June 4th, 10:45 a.m.
Lora Powell-Haney – “Blooming with Delight: 100 Years of Flower Ceremony”
This June 4 marks the centennial of the first Flower Ceremony or Flower Communion, created by Czechoslovakian Unitarian minister, the Rev. Norbert Capek (CHOP-ek). We celebrate this beloved ceremony even in the midst of uncertainty and fear, just as people have done around the world since 1923. We’ll practice joy as an act of resistance. Please bring a flower to share, from your garden or roadside or market.
June 11th, 10:45 a.m.
JD Stillwater – “Befriending the Thief: Remembering Mary Oliver”
Death is a thief that steals our loved ones, breaks our hearts, and ravages our lives. One of life’s few guarantees, death will come for each of us in time. What good is it? The natural world offer hints at deeper purposes that might help us befriend Death. Mary Oliver’s poetry often touched on death as integral to life, and when enriched by understandings from science, her beautiful words inspire a new, friendlier relationship with it.
June 18th, 10:45 a.m.
Barbara Hurd – “Seeds in the Time of our Waning: how we see when grief is what we feel.”

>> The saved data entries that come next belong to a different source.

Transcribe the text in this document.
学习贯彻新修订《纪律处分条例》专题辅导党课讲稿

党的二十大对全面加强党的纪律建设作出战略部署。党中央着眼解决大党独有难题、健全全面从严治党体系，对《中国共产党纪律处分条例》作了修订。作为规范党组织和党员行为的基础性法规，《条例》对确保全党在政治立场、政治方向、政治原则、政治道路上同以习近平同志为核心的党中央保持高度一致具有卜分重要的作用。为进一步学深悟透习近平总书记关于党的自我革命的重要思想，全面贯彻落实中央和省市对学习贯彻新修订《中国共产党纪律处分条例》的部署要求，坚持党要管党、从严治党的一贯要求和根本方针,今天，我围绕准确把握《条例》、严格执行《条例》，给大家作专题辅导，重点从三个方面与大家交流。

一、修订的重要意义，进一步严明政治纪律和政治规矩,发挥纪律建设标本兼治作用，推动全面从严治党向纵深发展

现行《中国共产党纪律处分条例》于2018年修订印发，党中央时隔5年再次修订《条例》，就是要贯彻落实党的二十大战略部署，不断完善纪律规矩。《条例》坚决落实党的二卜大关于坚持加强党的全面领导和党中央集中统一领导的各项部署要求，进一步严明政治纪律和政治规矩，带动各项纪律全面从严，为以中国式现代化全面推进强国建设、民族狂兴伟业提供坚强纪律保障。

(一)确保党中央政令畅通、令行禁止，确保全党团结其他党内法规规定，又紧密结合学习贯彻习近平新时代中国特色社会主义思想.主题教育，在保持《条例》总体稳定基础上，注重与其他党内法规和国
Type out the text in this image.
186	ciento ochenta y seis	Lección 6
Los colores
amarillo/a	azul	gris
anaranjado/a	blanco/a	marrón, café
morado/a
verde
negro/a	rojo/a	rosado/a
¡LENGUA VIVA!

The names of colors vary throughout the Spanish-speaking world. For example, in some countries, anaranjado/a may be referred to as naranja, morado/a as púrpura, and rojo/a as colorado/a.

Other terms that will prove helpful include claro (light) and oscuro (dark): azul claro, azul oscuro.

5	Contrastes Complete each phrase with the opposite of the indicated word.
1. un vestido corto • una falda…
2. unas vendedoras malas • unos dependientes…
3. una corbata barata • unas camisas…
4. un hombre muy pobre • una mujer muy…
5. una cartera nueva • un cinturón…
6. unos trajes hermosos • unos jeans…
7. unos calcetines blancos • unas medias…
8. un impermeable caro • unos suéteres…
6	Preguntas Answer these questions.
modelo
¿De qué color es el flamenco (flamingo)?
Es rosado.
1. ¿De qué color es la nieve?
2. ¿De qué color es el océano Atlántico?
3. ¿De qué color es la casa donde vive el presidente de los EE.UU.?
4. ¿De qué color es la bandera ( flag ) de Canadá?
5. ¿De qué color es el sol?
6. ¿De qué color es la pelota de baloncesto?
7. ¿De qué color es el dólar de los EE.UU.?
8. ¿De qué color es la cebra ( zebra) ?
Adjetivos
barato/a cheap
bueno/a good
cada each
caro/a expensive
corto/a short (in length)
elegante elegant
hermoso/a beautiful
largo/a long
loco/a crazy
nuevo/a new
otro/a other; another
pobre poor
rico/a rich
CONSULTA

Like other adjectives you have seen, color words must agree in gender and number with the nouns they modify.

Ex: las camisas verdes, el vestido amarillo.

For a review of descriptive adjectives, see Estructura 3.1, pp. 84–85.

How does personal loss affect how we perceive the world? What happens to our sense of time and attention to detail? Using my own recent experience with grief, I’ll consider those questions and the larger ones: might loss on a global scale induce griefs we’re not even aware of? If so, how does that unacknowledged grief alter how we see the world?
June 25th, 10:45 a.m.
Thomas Bowling – “The Wall of the Mind”
Our speaker for this service will be Tom Bowling, Vice President for Student Affairs, Emeritus at Frostburg State University. During a study-tour of German universities almost 30 years ago, Tom was introduced to the idea that, although the Berlin Wall had come down and the country was reunified, the former East Germans and West Germans were still divided by a “Wall of the Mind.” The program will further explore this concept and how such “walls” have only gotten taller and thicker. We will discuss how education, by celebrating science, curiosity, and information literacy, can play a key role in tearing down these walls that are dividing us.